A Turquia, embora seja aliada dos Estados Unidos, tem fortes ligações com o Irã. Ancara critica os esforços ocidentais para impor novas sanções contra o Irã por causa de seu programa nuclear. O Irã é um importante fornecedor de gás natural para a Turquia e os dois lados trabalham para aumentar as trocas comerciais entre os dois países, que atualmente é de US$ 10 bilhões por ano.

O chefe de polícia de Kayseri disse que as restrições aos iranianos são para sua própria proteção. “Eles são livres aqui”, disse ele, falando em condição de anonimato por causa das regras da polícia. “Mas para sua própria segurança pessoal, eles não podem ser entrevistados por jornalistas.”

Alguns refugiados afirmam que são molestados por agentes da inteligência iraniana em território turco. Trabalhadores pelos direitos humanos dizem que a inteligência iraniana se infiltrou na comunidade de refugiados, o que deu início a um forte clima de suspeita.

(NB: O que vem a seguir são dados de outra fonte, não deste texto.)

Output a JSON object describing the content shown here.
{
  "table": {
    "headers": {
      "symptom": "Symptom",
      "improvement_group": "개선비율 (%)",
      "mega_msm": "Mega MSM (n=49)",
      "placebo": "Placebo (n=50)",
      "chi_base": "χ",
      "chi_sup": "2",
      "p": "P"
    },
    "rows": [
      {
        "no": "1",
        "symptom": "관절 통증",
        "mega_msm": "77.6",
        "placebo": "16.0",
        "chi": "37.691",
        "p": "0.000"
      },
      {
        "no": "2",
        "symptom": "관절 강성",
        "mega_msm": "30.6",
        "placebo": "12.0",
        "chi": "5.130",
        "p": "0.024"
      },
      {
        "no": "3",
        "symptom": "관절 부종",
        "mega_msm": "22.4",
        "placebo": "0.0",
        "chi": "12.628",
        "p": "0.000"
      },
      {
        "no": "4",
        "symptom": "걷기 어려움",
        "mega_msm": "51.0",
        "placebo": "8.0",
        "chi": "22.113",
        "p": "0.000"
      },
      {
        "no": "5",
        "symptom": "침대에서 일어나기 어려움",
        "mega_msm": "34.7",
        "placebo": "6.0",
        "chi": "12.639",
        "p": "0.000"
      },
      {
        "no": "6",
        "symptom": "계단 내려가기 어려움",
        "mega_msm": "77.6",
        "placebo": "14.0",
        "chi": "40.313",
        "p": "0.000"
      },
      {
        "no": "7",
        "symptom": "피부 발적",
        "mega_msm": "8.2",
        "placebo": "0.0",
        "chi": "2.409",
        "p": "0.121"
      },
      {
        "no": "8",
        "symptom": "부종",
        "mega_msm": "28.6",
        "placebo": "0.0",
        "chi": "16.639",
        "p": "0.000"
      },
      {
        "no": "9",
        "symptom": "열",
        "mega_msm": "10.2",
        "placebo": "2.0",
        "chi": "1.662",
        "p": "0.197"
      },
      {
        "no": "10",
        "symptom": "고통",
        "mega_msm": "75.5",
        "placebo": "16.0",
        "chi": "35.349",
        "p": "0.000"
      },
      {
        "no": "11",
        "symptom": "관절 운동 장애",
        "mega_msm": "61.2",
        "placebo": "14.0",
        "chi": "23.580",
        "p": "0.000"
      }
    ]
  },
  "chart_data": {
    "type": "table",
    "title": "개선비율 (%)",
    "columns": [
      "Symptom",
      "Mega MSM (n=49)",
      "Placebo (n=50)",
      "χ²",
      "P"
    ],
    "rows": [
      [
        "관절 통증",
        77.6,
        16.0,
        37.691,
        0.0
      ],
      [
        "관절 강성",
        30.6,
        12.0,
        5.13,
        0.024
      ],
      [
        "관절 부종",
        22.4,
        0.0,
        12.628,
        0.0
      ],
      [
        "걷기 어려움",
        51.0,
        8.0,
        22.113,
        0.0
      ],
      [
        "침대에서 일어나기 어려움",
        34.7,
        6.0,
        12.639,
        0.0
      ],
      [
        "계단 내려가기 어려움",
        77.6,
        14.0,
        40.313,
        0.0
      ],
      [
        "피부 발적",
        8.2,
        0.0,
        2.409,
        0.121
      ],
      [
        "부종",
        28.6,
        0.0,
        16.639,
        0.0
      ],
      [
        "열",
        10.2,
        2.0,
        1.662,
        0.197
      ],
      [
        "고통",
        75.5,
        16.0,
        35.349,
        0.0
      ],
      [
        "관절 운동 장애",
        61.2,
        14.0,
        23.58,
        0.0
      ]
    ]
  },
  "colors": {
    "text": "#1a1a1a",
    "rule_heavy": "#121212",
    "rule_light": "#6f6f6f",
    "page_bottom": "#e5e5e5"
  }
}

Hami Taghavi, um professor universitário de 40 anos que fugiu pouco depois pouco depois que as perseguições tiveram início, disse que ele e sua família tentam evitar outros iranianos. “Não confiamos em outros iranianos. Tomamos o cuidado de encontrar um apartamento onde não houvesse iranianos por perto”, disse ele.

Agora, ele só quer descansar, depois de repetidas prisões no Irã por causa de suas atividades contrárias ao governo, dentre elas aparições regulares em emissoras língua persa da BBC e da Voz da América. Ele disse que foi torturado na cadeia e que agora tem problemas para controlar o movimento de seus braços e pernas.

“Eu acordo durante a noite sentindo como se alguém estivesse chutando meu estômago”, disse Taghavi, que também liderava uma associação independente de professores de oposição no Irã.

Sua mulher, Mehrvash Dadashian, de 35 anos, tinha um blog bastante popular no Irã, que foi fechado. Ela planeja fazer um novo, mas sua principal preocupação agora é a vida da família, incluindo se a filha de seis anos, Yasna, poderá ir para a escola em setembro.

“Eu vivo o presente. Eu não penso sobre o passado ou fico preocupada com o futuro”, disse ela. “É tranquilo aqui.. estávamos acostumados a quase ter um ataque do coração 20 vezes por dia no Irã, a cada fez que eles vinham à nossa porta para nos levar embora”.

Apesar dos obstáculos, a ativista reformista Saadat disse que está determinada a manter seu trabalho político, fazendo campanha pelos direitos das mulheres iranianas e escrevendo para o Comitê de Repórteres pelos Direitos Humanos, uma entidade civil iraniana que luta pelos direitos humanos no país.“Eu não sou uma imigrante. Eu vim para cá para continuar meu trabalho”, disse Saadat. Após meses de repressão, os ativistas pelas reformas no Irã estão todos escondidos, na cadeia ou no exílio, disse ela.

“Quando deixamos nosso país, deixamos para trás todos nosso passado, nossos amores, memórias, o resumo de nossas vidas”.